In these ore bodies, low Th and U monazite, xenotime, allanite, REE carbonates, and/or REE fluorides are commonly associated with the apatite as inclusions, rim grains, or as independent grains in the surrounding mineral matrix. High contrast BSE imaging, coupled with EMPA and LA-ICPMS, indicates that the apatite has experienced fluid-induced alteration in the form of (Y+REE) + Na + Si + Cl depletion implying that it served as the source for the (Y+REE) (e.g. Kiirunavaara, northern Sweden; Harlov et al., 2002).
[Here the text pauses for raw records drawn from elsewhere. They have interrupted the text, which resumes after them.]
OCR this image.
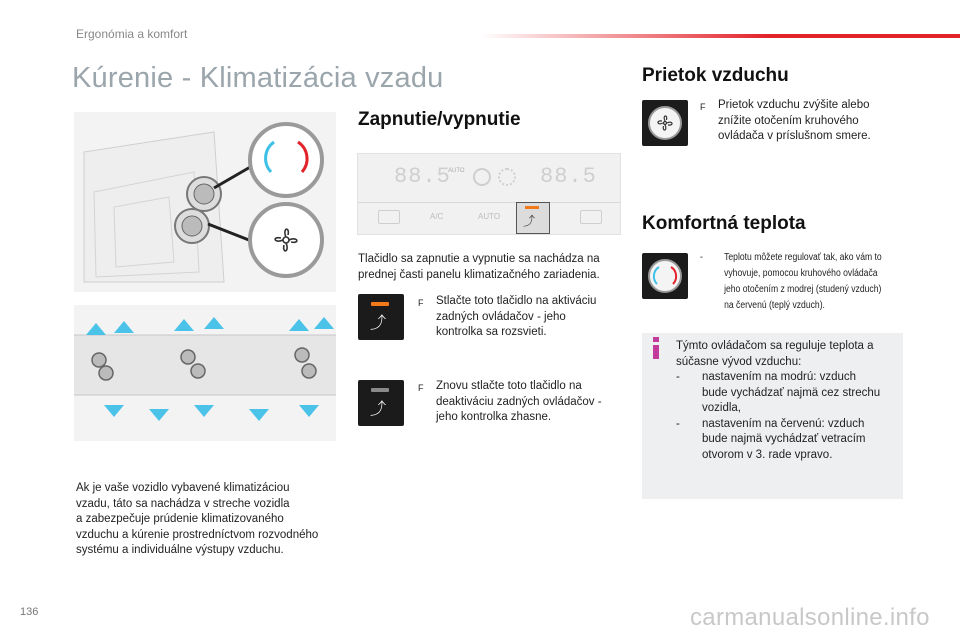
Ergonómia a komfort
Kúrenie - Klimatizácia vzadu
Ak je vaše vozidlo vybavené klimatizáciou
vzadu, táto sa nachádza v streche vozidla
a zabezpečuje prúdenie klimatizovaného
vzduchu a kúrenie prostredníctvom rozvodného
systému a individuálne výstupy vzduchu.
Zapnutie/vypnutie
88.5
AUTO	88.5
A/C	AUTO ⤴
Tlačidlo sa zapnutie a vypnutie sa nachádza na
prednej časti panelu klimatizačného zariadenia.
⤴
F Stlačte toto tlačidlo na aktiváciu
zadných ovládačov - jeho
kontrolka sa rozsvieti.
⤴
F Znovu stlačte toto tlačidlo na
deaktiváciu zadných ovládačov -
jeho kontrolka zhasne.
Prietok vzduchu
F Prietok vzduchu zvýšite alebo
znížite otočením kruhového
ovládača v príslušnom smere.
Komfortná teplota
-	Teplotu môžete regulovať tak, ako vám to
vyhovuje, pomocou kruhového ovládača
jeho otočením z modrej (studený vzduch)
na červenú (teplý vzduch).
Týmto ovládačom sa reguluje teplota a
súčasne vývod vzduchu:
-	nastavením na modrú: vzduch
bude vychádzať najmä cez strechu
vozidla,
-	nastavením na červenú: vzduch
bude najmä vychádzať vetracím
otvorom v 3. rade vpravo.
136	carmanualsonline.info
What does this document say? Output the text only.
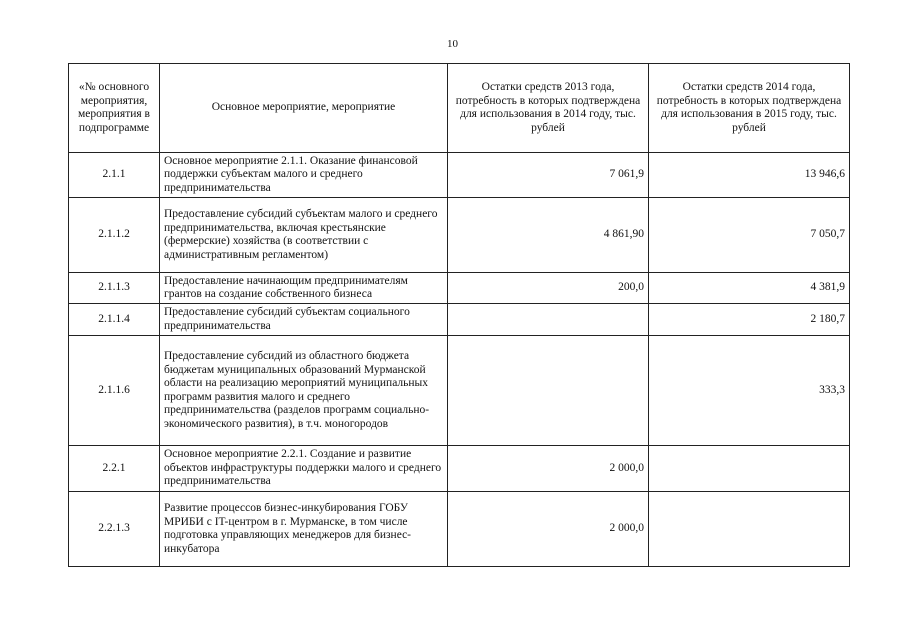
10
«№ основного мероприятия, мероприятия в подпрограмме	Основное мероприятие, мероприятие	Остатки средств 2013 года, потребность в которых подтверждена для использования в 2014 году, тыс. рублей	Остатки средств 2014 года, потребность в которых подтверждена для использования в 2015 году, тыс. рублей
2.1.1	Основное мероприятие 2.1.1. Оказание финансовой поддержки субъектам малого и среднего предпринимательства	7 061,9	13 946,6
2.1.1.2	Предоставление субсидий субъектам малого и среднего предпринимательства, включая крестьянские (фермерские) хозяйства (в соответствии с административным регламентом)	4 861,90	7 050,7
2.1.1.3	Предоставление начинающим предпринимателям грантов на создание собственного бизнеса	200,0	4 381,9
2.1.1.4	Предоставление субсидий субъектам социального предпринимательства		2 180,7
2.1.1.6	Предоставление субсидий из областного бюджета бюджетам муниципальных образований Мурманской области на реализацию мероприятий муниципальных программ развития малого и среднего предпринимательства (разделов программ социально-экономического развития), в т.ч. моногородов		333,3
2.2.1	Основное мероприятие 2.2.1. Создание и развитие объектов инфраструктуры поддержки малого и среднего предпринимательства	2 000,0	
2.2.1.3	Развитие процессов бизнес-инкубирования ГОБУ МРИБИ с IT-центром в г. Мурманске, в том числе подготовка управляющих менеджеров для бизнес-инкубатора	2 000,0	
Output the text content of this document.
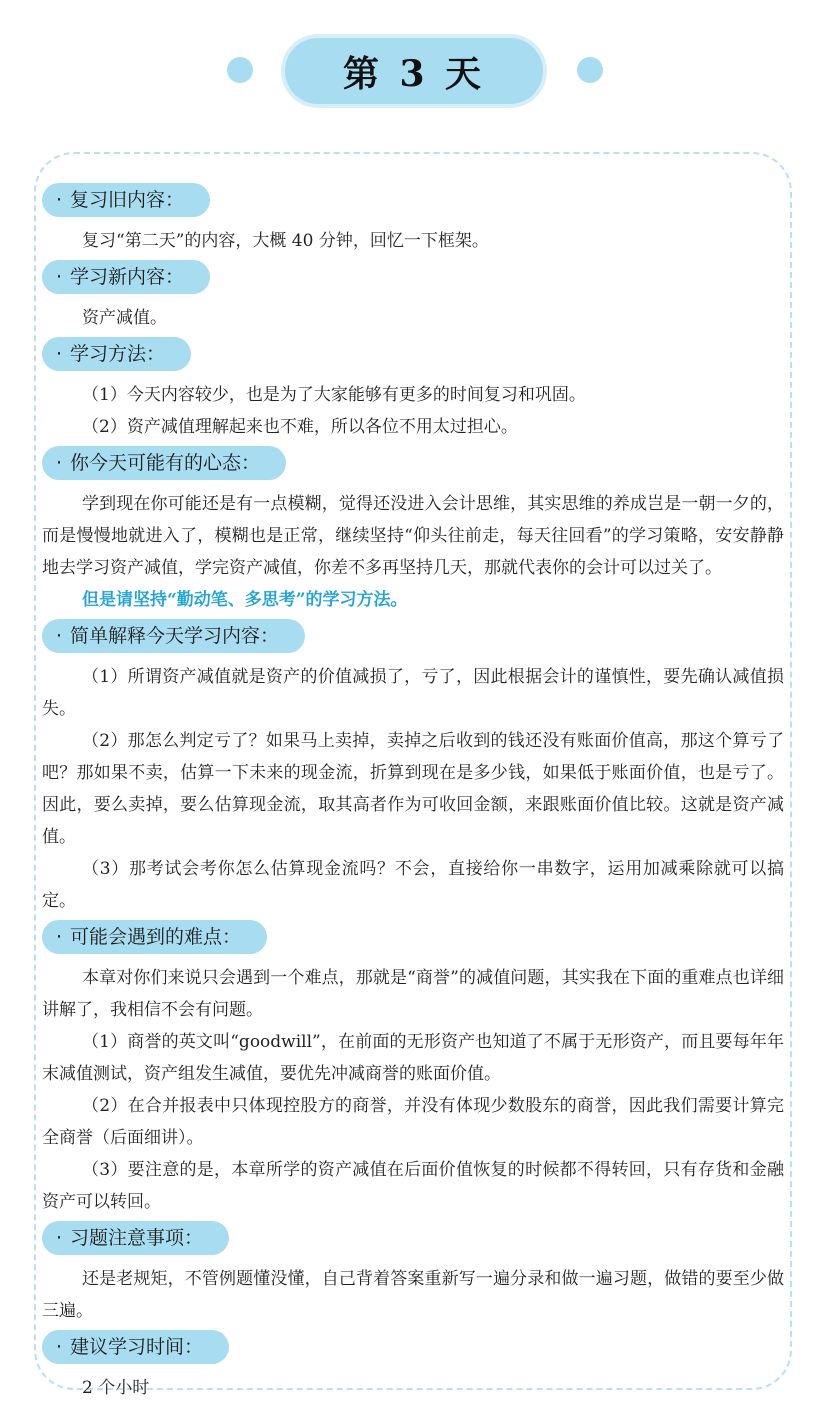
第 3 天
· 复习旧内容：

复习“第二天”的内容，大概 40 分钟，回忆一下框架。

· 学习新内容：

资产减值。

· 学习方法：

（1）今天内容较少，也是为了大家能够有更多的时间复习和巩固。

（2）资产减值理解起来也不难，所以各位不用太过担心。

· 你今天可能有的心态：

学到现在你可能还是有一点模糊，觉得还没进入会计思维，其实思维的养成岂是一朝一夕的，而是慢慢地就进入了，模糊也是正常，继续坚持“仰头往前走，每天往回看”的学习策略，安安静静地去学习资产减值，学完资产减值，你差不多再坚持几天，那就代表你的会计可以过关了。

但是请坚持“勤动笔、多思考”的学习方法。

· 简单解释今天学习内容：

（1）所谓资产减值就是资产的价值减损了，亏了，因此根据会计的谨慎性，要先确认减值损失。

（2）那怎么判定亏了？如果马上卖掉，卖掉之后收到的钱还没有账面价值高，那这个算亏了吧？那如果不卖，估算一下未来的现金流，折算到现在是多少钱，如果低于账面价值，也是亏了。因此，要么卖掉，要么估算现金流，取其高者作为可收回金额，来跟账面价值比较。这就是资产减值。

（3）那考试会考你怎么估算现金流吗？不会，直接给你一串数字，运用加减乘除就可以搞定。

· 可能会遇到的难点：

本章对你们来说只会遇到一个难点，那就是“商誉”的减值问题，其实我在下面的重难点也详细讲解了，我相信不会有问题。

（1）商誉的英文叫“goodwill”，在前面的无形资产也知道了不属于无形资产，而且要每年年末减值测试，资产组发生减值，要优先冲减商誉的账面价值。

（2）在合并报表中只体现控股方的商誉，并没有体现少数股东的商誉，因此我们需要计算完全商誉（后面细讲）。

（3）要注意的是，本章所学的资产减值在后面价值恢复的时候都不得转回，只有存货和金融资产可以转回。

· 习题注意事项：

还是老规矩，不管例题懂没懂，自己背着答案重新写一遍分录和做一遍习题，做错的要至少做三遍。

· 建议学习时间：

2 个小时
Formation of monazite and xenotime associated with fluorapatite, as inclusions or rim grains, has experimentally been demonstrated to originate from the fluorapatite as the result of fluid-aided, coupled dissolution-reprecipitation processes (Harlov et al., 2005, Contrib. Mineral. Petrol. 150, 268–286). This is explains the low Th and U content of the monazite and xenotime. Fluid sources could range from 700–900 °C, residual, acidic (HCl, H2HSO4) grain boundary fluids, remaining after the last stages of ore body crystallization, to later stage, cooler (< 600 °C) (H2O-CO2-(Na,K)Cl) fluids originating in the surrounding country rock or as fluids associated with metamorphic events such as regional albitization or actinolization. The abundance of (Y+REE)-bearing minerals in these deposits suggests that in addition to being mined for their Fe ore, they could also be economically mined for (Y+REE) as well.